Nesse mesmo contexto, o complexo agroindustrial é entendido pelos autores como a soma total das operações de produção e distribuição de suprimentos agrícolas; as operações de produção nas unidades agrícolas; e o armazenamento, processamento e distribuição dos produtos agrícolas e itens produzidos com eles (idem, p. 23).

O conceito de complexo agroindustrial surgiu na década de 1950 nos “países centrais” (Guimarães, 1979), como resultado de estudos sobre a participação das atividades agrícolas nas relações inter-setoriais, a partir de teorias a respeito destas relações formuladas por Leontief (1971).

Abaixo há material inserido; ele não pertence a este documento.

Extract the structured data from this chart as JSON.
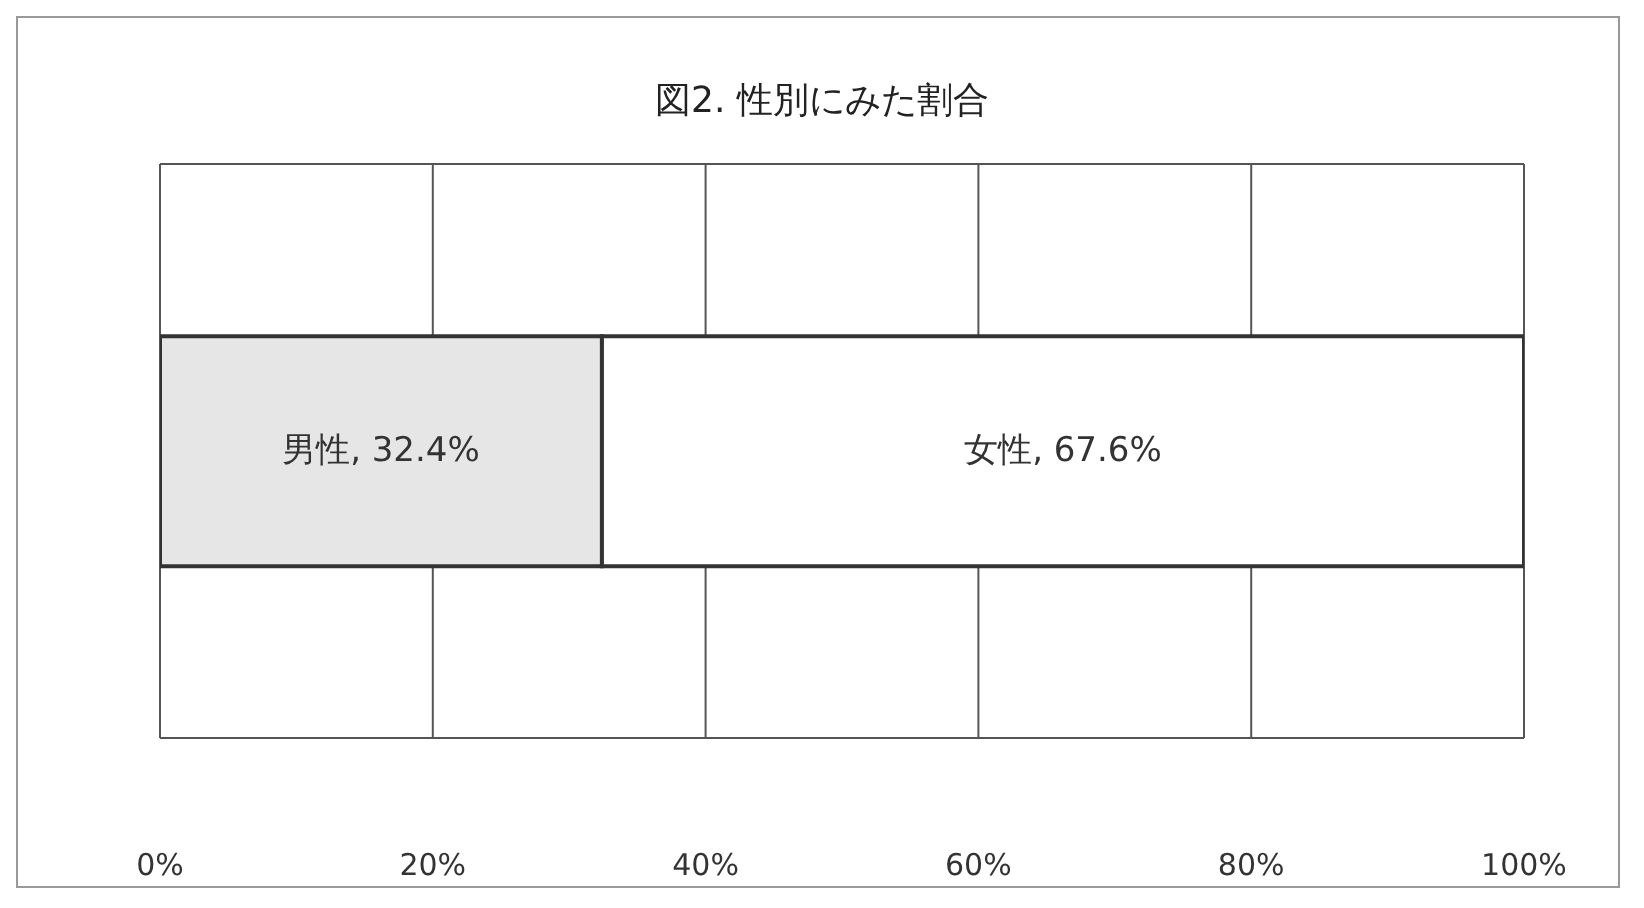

A existência dos complexos agroindustriais pressupõe, a presença no mínimo de dois setores integrados - agricultura (industrializada) e o industrial (ALVARENGA, 2000). Este representada pelas indústrias de insumos e processadoras, sendo as últimas possuidoras de maior ascendência sobre a agricultura.

Segundo Bruneau e Imbernon (1980, p. 213), o sistema agroindustrial se desenvolve, acentuando o processo de internacionalização do capital social, sob todas as formas: capital produtivo (implantações industriais e migração de mão-de-obra), capital financeiro (movimento internacional do capital bancário e industrial), mercadorias/transferência de tecnologia, importação e exportação de diversos bens e serviços.

Embora a modernização-industrialização da agricultura brasileira, tenha se intensificado em escala crescente a partir da década de 1950, esse processo não se deu de forma homogênea em todos os setores agrários e no espaço nacional. Ainda existem muitos espaços, tipos de cultura e criação, fragilmente ou, ainda, não atingidos pela modernização.

A introdução das relações capitalistas no campo faz-se de maneira seletiva, principalmente em função dos objetivos do sistema que, em última análise, é o da reprodução ampliada do capital. Assim, a modernização e a tecnificação da agricultura brasileira, principalmente a partir do advento dos complexos agroindustriais, não é sinônimo de desenvolvimento, sustentável. A última discussão desse capítulo discorre sobre esse ponto.